Photo © Desi H Sitorus/Shutterstock
Les photos que vous analysez sont issues d’Un album d’Auschwitz, aussi appelé « album de Lili Jacob ». Qui était-elle ?
Lili Jacob est une femme juive de Hongrie qui a été déportée en mai 1944. Quelques mois après son arrivée à Auschwitz, elle est transférée vers le camp de concentration de Dora. Le jour de sa libération par l’armée américaine, en fouillant dans les affaires abandonnées par les SS à la recherche de nourriture et de vêtements, elle tombe sur l’album. Elle s’y reconnaît et reconnaît des membres de sa famille. Je suis persuadé que si elle n’avait pas eu de lien avec ces photos, elle ne l’aurait jamais gardé. Toute sa famille ayant été tuée, elle émigre vers les États-Unis, mais avant de partir, elle laisse le Musée juif de Prague faire des copies des photographies de l’album. Pendant des décennies, ces images circulent parmi les photos qui montrent l’arrivée de Juifs à Auschwitz, mais on ne sait pas d’où elles viennent ni pourquoi elles ont été faites. Dans les années 1970, l’historien français Serge Klarsfeld a une intuition : pour lui, ces photos qui circulent de façon totalement désordonnée depuis des décennies viennent d’un même ensemble. Il identifie leur origine. En 1979, après des recherches à travers le monde, il retrouve la trace de Lili Jacob à Miami et il la convainc de donner cet album à Yad Vashem (Institut international pour la mémoire de la Shoah, NDLR). Avec mes collègues, au départ, on voulait juste étudier la constitution de cet album. Mais on s’est rendu compte qu’on ne savait pas du tout lire les images. Ça s’est donc transformé en une immense étude pour comprendre ce qui nous est donné à voir.

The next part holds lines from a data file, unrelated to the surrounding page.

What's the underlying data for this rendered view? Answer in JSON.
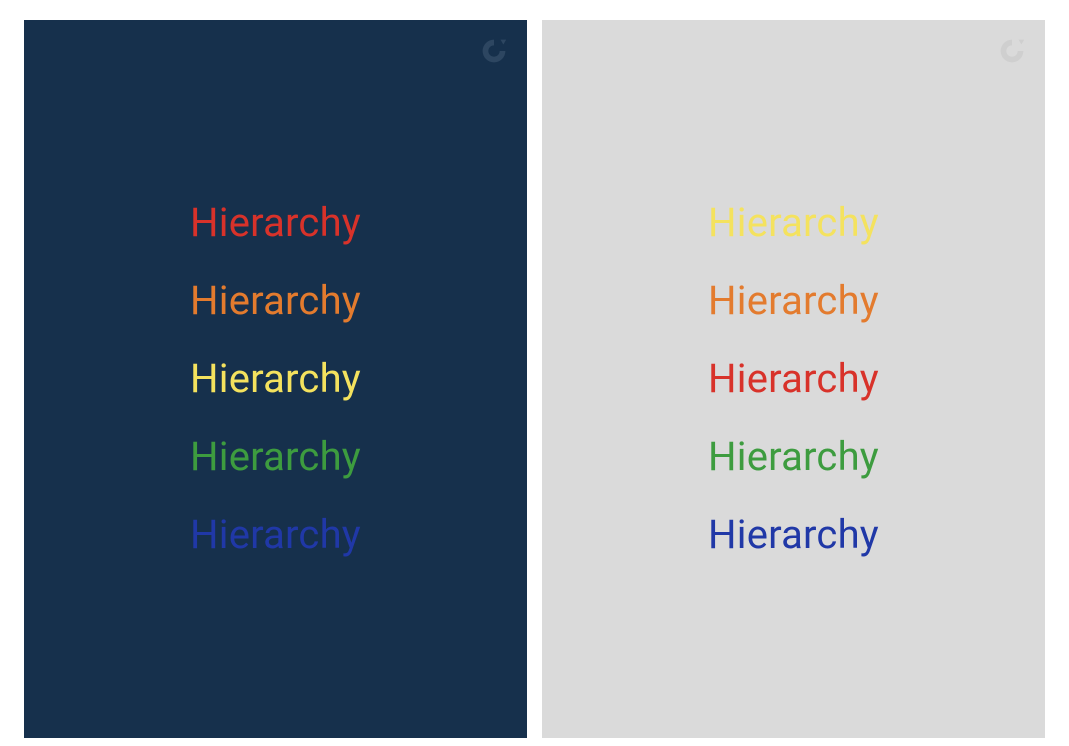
{
  "word": "Hierarchy",
  "colors": {
    "red": "#d8322a",
    "orange": "#e37b2e",
    "yellow": "#f4e25e",
    "green": "#3d9c3f",
    "blue": "#2038a7"
  },
  "panels": [
    {
      "bg": "dark",
      "order": [
        "red",
        "orange",
        "yellow",
        "green",
        "blue"
      ],
      "logoColor": "#4a627b"
    },
    {
      "bg": "light",
      "order": [
        "yellow",
        "orange",
        "red",
        "green",
        "blue"
      ],
      "logoColor": "#cfcfcf"
    }
  ]
}
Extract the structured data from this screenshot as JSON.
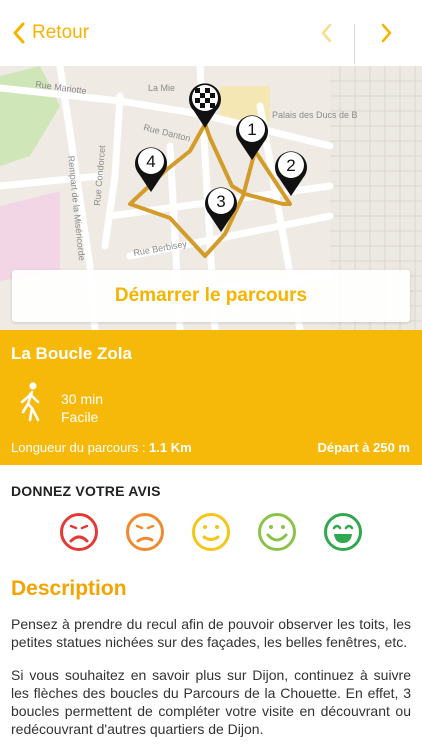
{
  "header": {
    "back_label": "Retour"
  },
  "map": {
    "street_labels": [
      "Rue Mariotte",
      "Rue Danton",
      "Rue Condorcet",
      "Rempart de la Miséricorde",
      "Rue Berbisey",
      "La Mie",
      "Palais des Ducs de B"
    ],
    "markers": [
      "1",
      "2",
      "3",
      "4"
    ],
    "route_color": "#d39b2a"
  },
  "start_button": {
    "label": "Démarrer le parcours"
  },
  "tour": {
    "name": "La Boucle Zola",
    "duration": "30 min",
    "difficulty": "Facile",
    "length_label": "Longueur du parcours : ",
    "length_value": "1.1 Km",
    "departure": "Départ à 250 m"
  },
  "feedback": {
    "title": "DONNEZ VOTRE AVIS",
    "colors": [
      "#e53935",
      "#f08a30",
      "#f5c518",
      "#8bc34a",
      "#2fa84f"
    ]
  },
  "description": {
    "title": "Description",
    "p1": "Pensez à prendre du recul afin de pouvoir observer les toits, les petites statues nichées sur des façades, les belles fenêtres, etc.",
    "p2": "Si vous souhaitez en savoir plus sur Dijon, continuez à suivre les flèches des boucles du Parcours de la Chouette. En effet, 3 boucles permettent de compléter votre visite en découvrant ou redécouvrant d'autres quartiers de Dijon."
  },
  "colors": {
    "accent": "#f5b400",
    "panel": "#f6b90a"
  }
}
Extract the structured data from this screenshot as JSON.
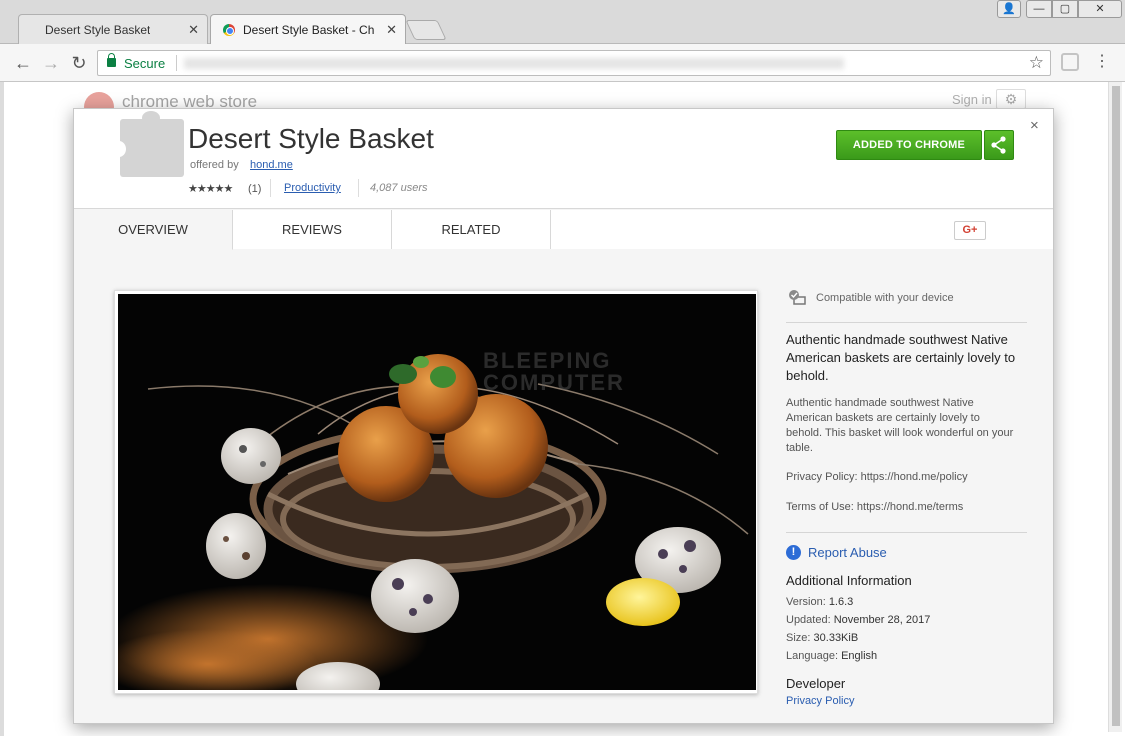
{
  "browser": {
    "tabs": [
      {
        "title": "Desert Style Basket",
        "active": false
      },
      {
        "title": "Desert Style Basket - Chr",
        "active": true
      }
    ],
    "security_label": "Secure",
    "window_controls": {
      "user": "👤",
      "minimize": "—",
      "maximize": "▢",
      "close": "✕"
    }
  },
  "store": {
    "name": "chrome web store",
    "signin": "Sign in"
  },
  "extension": {
    "title": "Desert Style Basket",
    "offered_by": "offered by",
    "developer": "hond.me",
    "stars": "★★★★★",
    "rating_count": "(1)",
    "category": "Productivity",
    "users": "4,087 users",
    "add_button": "ADDED TO CHROME",
    "close": "×"
  },
  "tabs": [
    {
      "label": "OVERVIEW",
      "active": true
    },
    {
      "label": "REVIEWS",
      "active": false
    },
    {
      "label": "RELATED",
      "active": false
    }
  ],
  "gplus": "G+",
  "sidebar": {
    "compat": "Compatible with your device",
    "summary": "Authentic handmade southwest Native American baskets are certainly lovely to behold.",
    "description": "Authentic handmade southwest Native American baskets are certainly lovely to behold. This basket will look wonderful on your table.",
    "privacy_policy": "Privacy Policy: https://hond.me/policy",
    "terms": "Terms of Use: https://hond.me/terms",
    "report_abuse": "Report Abuse",
    "additional_info_title": "Additional Information",
    "info": [
      {
        "label": "Version:",
        "value": "1.6.3"
      },
      {
        "label": "Updated:",
        "value": "November 28, 2017"
      },
      {
        "label": "Size:",
        "value": "30.33KiB"
      },
      {
        "label": "Language:",
        "value": "English"
      }
    ],
    "developer_title": "Developer",
    "developer_link": "Privacy Policy"
  },
  "colors": {
    "accent_green": "#4cae22",
    "link_blue": "#2a5db0",
    "secure_green": "#0b8043"
  },
  "icons": [
    "back-arrow-icon",
    "forward-arrow-icon",
    "reload-icon",
    "lock-icon",
    "star-icon",
    "puzzle-icon",
    "share-icon",
    "checkmark-device-icon",
    "alert-icon",
    "gear-icon"
  ]
}
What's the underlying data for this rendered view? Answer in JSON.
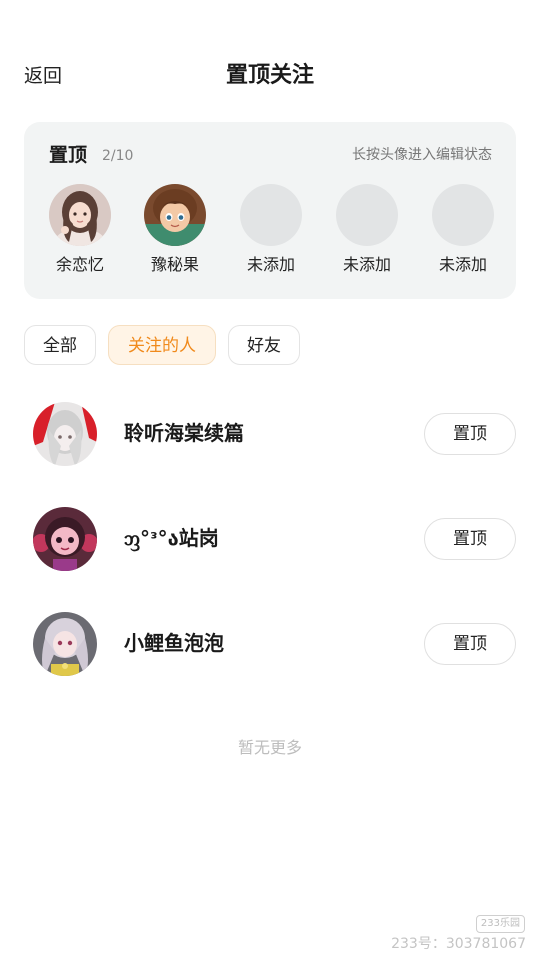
{
  "header": {
    "back_label": "返回",
    "title": "置顶关注"
  },
  "pin_card": {
    "title": "置顶",
    "count": "2/10",
    "hint": "长按头像进入编辑状态",
    "slots": [
      {
        "name": "余恋忆",
        "filled": true
      },
      {
        "name": "豫秘果",
        "filled": true
      },
      {
        "name": "未添加",
        "filled": false
      },
      {
        "name": "未添加",
        "filled": false
      },
      {
        "name": "未添加",
        "filled": false
      }
    ]
  },
  "filters": {
    "tabs": [
      {
        "label": "全部",
        "active": false
      },
      {
        "label": "关注的人",
        "active": true
      },
      {
        "label": "好友",
        "active": false
      }
    ],
    "accent_color": "#f08a1c"
  },
  "follow_list": {
    "items": [
      {
        "name": "聆听海棠续篇",
        "button": "置顶"
      },
      {
        "name": "ᦀ°ᵌ°ა站岗",
        "button": "置顶"
      },
      {
        "name": "小鲤鱼泡泡",
        "button": "置顶"
      }
    ],
    "empty_text": "暂无更多"
  },
  "watermark": {
    "logo": "233乐园",
    "id_text": "233号：303781067"
  }
}
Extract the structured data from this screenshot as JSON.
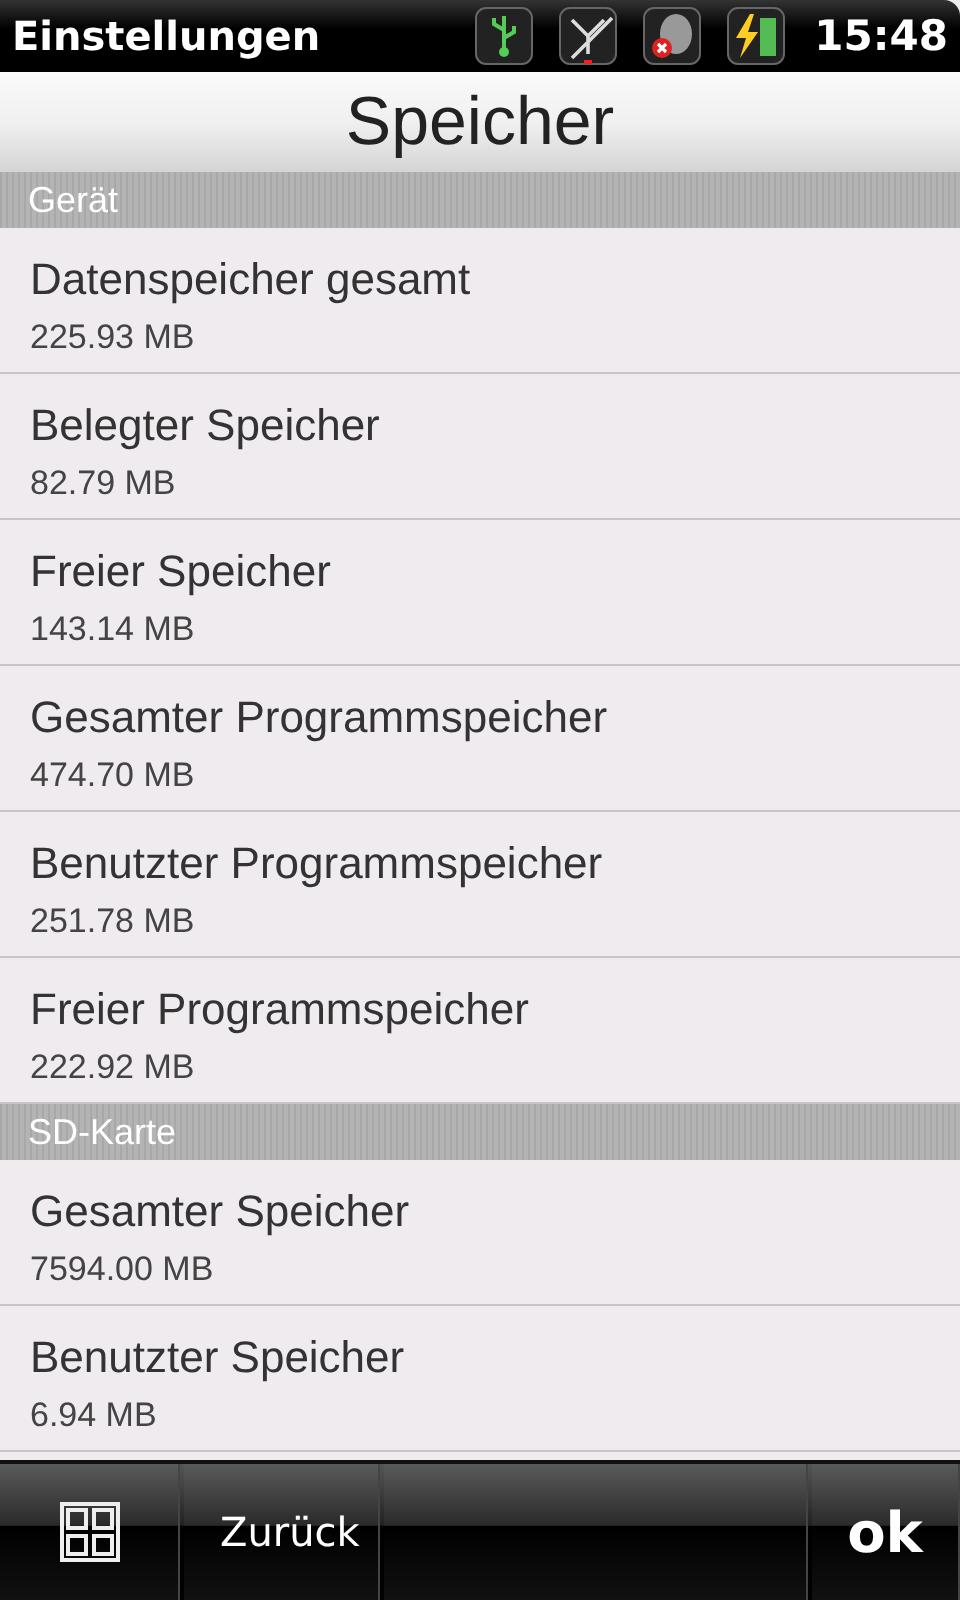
{
  "status_bar": {
    "title": "Einstellungen",
    "time": "15:48"
  },
  "header": {
    "title": "Speicher"
  },
  "sections": [
    {
      "title": "Gerät",
      "items": [
        {
          "label": "Datenspeicher gesamt",
          "value": "225.93 MB"
        },
        {
          "label": "Belegter Speicher",
          "value": "82.79 MB"
        },
        {
          "label": "Freier Speicher",
          "value": "143.14 MB"
        },
        {
          "label": "Gesamter Programmspeicher",
          "value": "474.70 MB"
        },
        {
          "label": "Benutzter Programmspeicher",
          "value": "251.78 MB"
        },
        {
          "label": "Freier Programmspeicher",
          "value": "222.92 MB"
        }
      ]
    },
    {
      "title": "SD-Karte",
      "items": [
        {
          "label": "Gesamter Speicher",
          "value": "7594.00 MB"
        },
        {
          "label": "Benutzter Speicher",
          "value": "6.94 MB"
        }
      ]
    }
  ],
  "bottom_bar": {
    "back": "Zurück",
    "ok": "ok"
  }
}
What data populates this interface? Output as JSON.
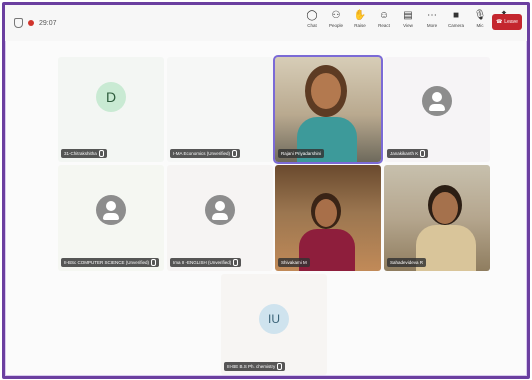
{
  "window": {
    "meeting_timer": "29:07"
  },
  "toolbar": {
    "tools": [
      {
        "label": "Chat",
        "icon": "chat-icon"
      },
      {
        "label": "People",
        "icon": "people-icon"
      },
      {
        "label": "Raise",
        "icon": "raise-hand-icon"
      },
      {
        "label": "React",
        "icon": "react-icon"
      },
      {
        "label": "View",
        "icon": "view-icon"
      },
      {
        "label": "More",
        "icon": "more-icon"
      },
      {
        "label": "Camera",
        "icon": "camera-icon"
      },
      {
        "label": "Mic",
        "icon": "mic-icon"
      },
      {
        "label": "Share",
        "icon": "share-icon"
      }
    ],
    "leave_label": "Leave"
  },
  "participants": [
    {
      "name": "31-Chitrakshitha",
      "avatar": "D"
    },
    {
      "name": "I-MA Economics (Unverified)"
    },
    {
      "name": "Rajani Priyadarshini"
    },
    {
      "name": "Janakikanth K"
    },
    {
      "name": "II-BSc COMPUTER SCIENCE (Unverified)"
    },
    {
      "name": "Ima II -ENGLISH (Unverified)"
    },
    {
      "name": "Shivakami M"
    },
    {
      "name": "Sahadevideva R"
    },
    {
      "name": "III-BE B.S Ph. chemistry",
      "avatar": "IU"
    }
  ],
  "colors": {
    "frame": "#6b3fa0",
    "leave_button": "#c4262e",
    "active_speaker_border": "#7b6ad6"
  }
}
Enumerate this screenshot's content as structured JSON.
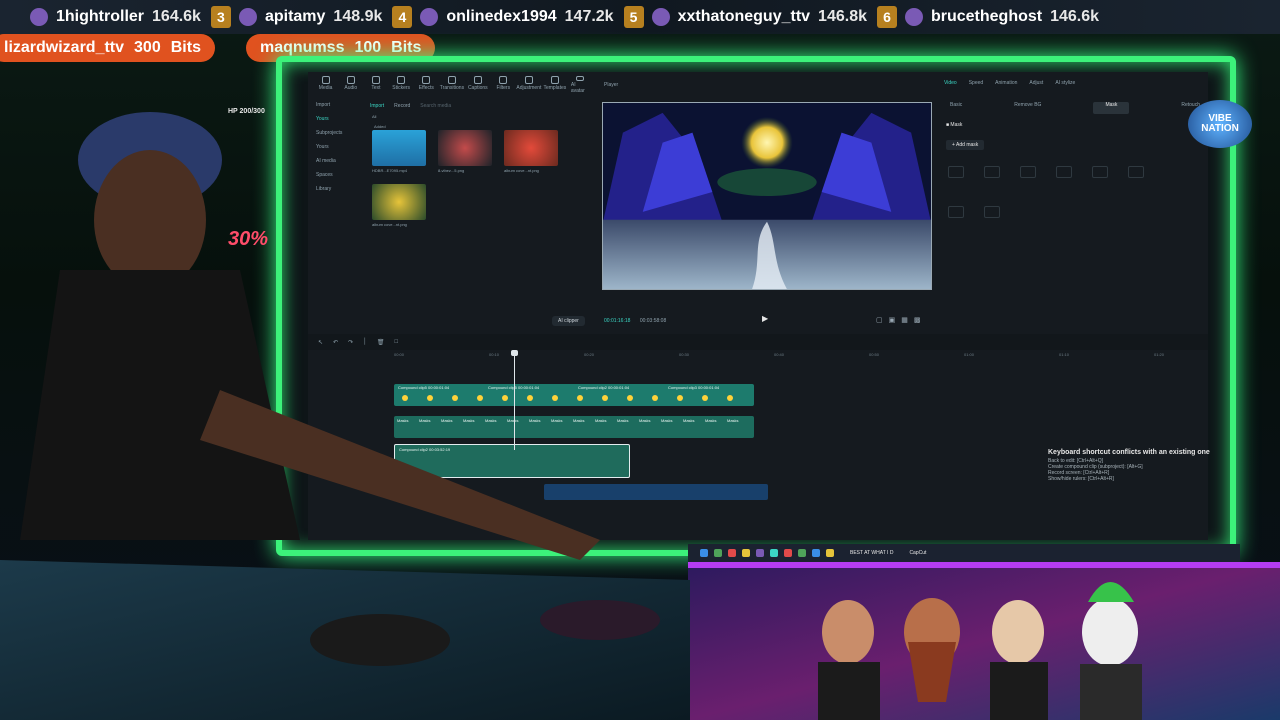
{
  "leaderboard": {
    "entries": [
      {
        "rank": "",
        "name": "1hightroller",
        "score": "164.6k"
      },
      {
        "rank": "3",
        "name": "apitamy",
        "score": "148.9k"
      },
      {
        "rank": "4",
        "name": "onlinedex1994",
        "score": "147.2k"
      },
      {
        "rank": "5",
        "name": "xxthatoneguy_ttv",
        "score": "146.8k"
      },
      {
        "rank": "6",
        "name": "brucetheghost",
        "score": "146.6k"
      }
    ]
  },
  "bits": [
    {
      "name": "lizardwizard_ttv",
      "amount": "300",
      "unit": "Bits"
    },
    {
      "name": "maqnumss",
      "amount": "100",
      "unit": "Bits"
    }
  ],
  "overlay": {
    "hp": "HP 200/300",
    "percent": "30%",
    "logo_line1": "VIBE",
    "logo_line2": "NATION"
  },
  "editor": {
    "toolbar": [
      "Media",
      "Audio",
      "Text",
      "Stickers",
      "Effects",
      "Transitions",
      "Captions",
      "Filters",
      "Adjustment",
      "Templates",
      "AI avatar"
    ],
    "side": [
      "Import",
      "Yours",
      "Subprojects",
      "Yours",
      "AI media",
      "Spaces",
      "Library"
    ],
    "media_tabs": [
      "Import",
      "Record",
      "Search media"
    ],
    "all_label": "All",
    "added_label": "Added",
    "media_items": [
      {
        "caption": "HDBR...E7095.mp4"
      },
      {
        "caption": "8-vibez...5.png"
      },
      {
        "caption": "album cove...nt.png"
      },
      {
        "caption": "album cove...nt.png"
      }
    ],
    "ai_button": "AI clipper",
    "player_label": "Player",
    "timecode_current": "00:01:16:18",
    "timecode_total": "00:03:58:08",
    "props_tabs": [
      "Video",
      "Speed",
      "Animation",
      "Adjust",
      "AI stylize"
    ],
    "props_sub": [
      "Basic",
      "Remove BG",
      "Mask",
      "Retouch"
    ],
    "mask_label": "Mask",
    "add_mask": "Add mask",
    "ruler": [
      "00:00",
      "00:10",
      "00:20",
      "00:30",
      "00:40",
      "00:50",
      "01:00",
      "01:10",
      "01:20"
    ],
    "compound_clips": [
      {
        "label": "Compound clip5  00:00:01:04"
      },
      {
        "label": "Compound clip5  00:00:01:04"
      },
      {
        "label": "Compound clip2  00:00:01:04"
      },
      {
        "label": "Compound clip3  00:00:01:04"
      }
    ],
    "mask_clips": [
      "Masks",
      "Masks",
      "Masks",
      "Masks",
      "Masks",
      "Masks",
      "Masks",
      "Masks",
      "Masks",
      "Masks",
      "Masks",
      "Masks",
      "Masks",
      "Masks",
      "Masks",
      "Masks"
    ],
    "lower_clip": "Compound clip2  00:03:52:19"
  },
  "notification": {
    "title": "Keyboard shortcut conflicts with an existing one",
    "lines": [
      "Back to edit: [Ctrl+Alt+Q]",
      "Create compound clip (subproject): [Alt+G]",
      "Record screen: [Ctrl+Alt+R]",
      "Show/hide rulers: [Ctrl+Alt+R]"
    ]
  },
  "taskbar": {
    "items": [
      "BEST AT WHAT I D",
      "CapCut"
    ]
  },
  "colors": {
    "neon_frame": "#3cf27a",
    "accent_teal": "#3bd5c4",
    "bits_orange": "#e0521f",
    "rank_gold": "#b7801f",
    "percent_red": "#ff4d6a"
  }
}
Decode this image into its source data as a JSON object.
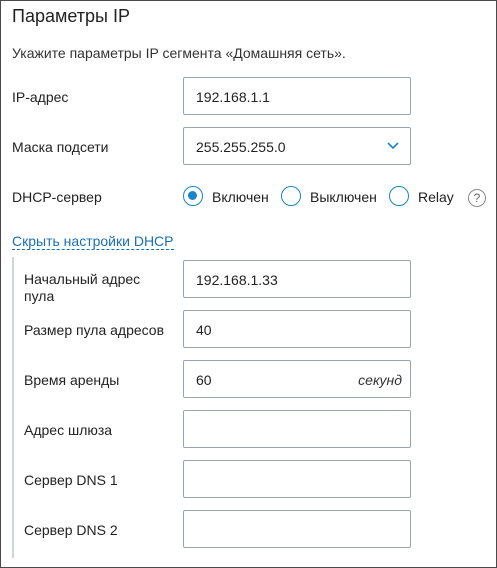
{
  "header": {
    "title": "Параметры IP",
    "description": "Укажите параметры IP сегмента «Домашняя сеть»."
  },
  "ip": {
    "label": "IP-адрес",
    "value": "192.168.1.1"
  },
  "mask": {
    "label": "Маска подсети",
    "value": "255.255.255.0"
  },
  "dhcp": {
    "label": "DHCP-сервер",
    "options": [
      {
        "label": "Включен",
        "selected": true
      },
      {
        "label": "Выключен",
        "selected": false
      },
      {
        "label": "Relay",
        "selected": false
      }
    ],
    "help": "?",
    "toggle_link": "Скрыть настройки DHCP",
    "pool_start": {
      "label_line1": "Начальный адрес",
      "label_line2": "пула",
      "value": "192.168.1.33"
    },
    "pool_size": {
      "label": "Размер пула адресов",
      "value": "40"
    },
    "lease": {
      "label": "Время аренды",
      "value": "60",
      "unit": "секунд"
    },
    "gateway": {
      "label": "Адрес шлюза",
      "value": ""
    },
    "dns1": {
      "label": "Сервер DNS 1",
      "value": ""
    },
    "dns2": {
      "label": "Сервер DNS 2",
      "value": ""
    }
  },
  "colors": {
    "accent": "#1a84c9",
    "link": "#1a6fb3",
    "border": "#9aa4ad"
  }
}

Tal Bruttmann, Stefan Hördler et Christoph Kreutzmüller, Un album d’Auschwitz. Comment les nazis ont photographié leurs crimes, Paris, Éditions du Seuil, 2023, 304 pages.
Vous avez découvert que ces photos n’ont pas été prises par hasard. Quel était l’objectif des SS ?
Les historiens ont avancé plusieurs options. Certains ont pensé à des photos clandestines, ce qui est absurde : le photographe, juché en haut d’un train, procède au vu et au su de tout le monde. Pendant très longtemps, on pensait qu’un seul convoi avait été photographié. Mais non. On a réussi à dater une grande partie des photographies : elles s’étalent du 16 mai 1944 au 2 août 1944. Ces photographies font en réalité partie d’un rapport administratif fait par les SS pour les SS. La déportation des Juifs de Hongrie, c’est la plus grande opération d’extermination : ils veulent tuer 670 000 Juifs de Hongrie en trois mois. Pour ce faire, l’homme qui a créé le camp d’Auschwitz, Rudolf Höss, et qui a été promu à Berlin entre-temps, est rappelé sur le site car lui seul apparaît en mesure de faire face à cette mission extraordinaire. Cet album, commandé par Höss, est là pour montrer à quel point ses hommes et lui travaillent bien. C’est une immense mise en scène destinée à montrer leur brio et leur efficacité. Le problème, c’est qu’on prenait au premier degré ces photographies qui circulent depuis presque septante ans. On voit des masses passives marcher tranquillement vers la mort, ça donne l’impression que les déportés ne se sont pas rebellés. Or les témoignages des rescapés racontent tout autre chose. Ils abordent la violence déployée dans ces moments-là. Et on ne s’est pas dit : « Tiens, ça ne colle pas avec ce qui a été décrit par les témoins ou par les SS eux-mêmes. » Ça montre à quel point on est piégé par les images. On n’apprend pas à les lire. On a l’impression de voir des SS littéralement « sympatoches », on ne les voit jamais violents. On voit des Juifs passifs. Ça rejoint l’idée qui a prédominé pendant trois ou quatre décennies : que les Juifs se laissaient mener à l’abattoir comme des moutons. Ce qui est faux. Mais ces images ont permis de nourrir cette représentation erronée.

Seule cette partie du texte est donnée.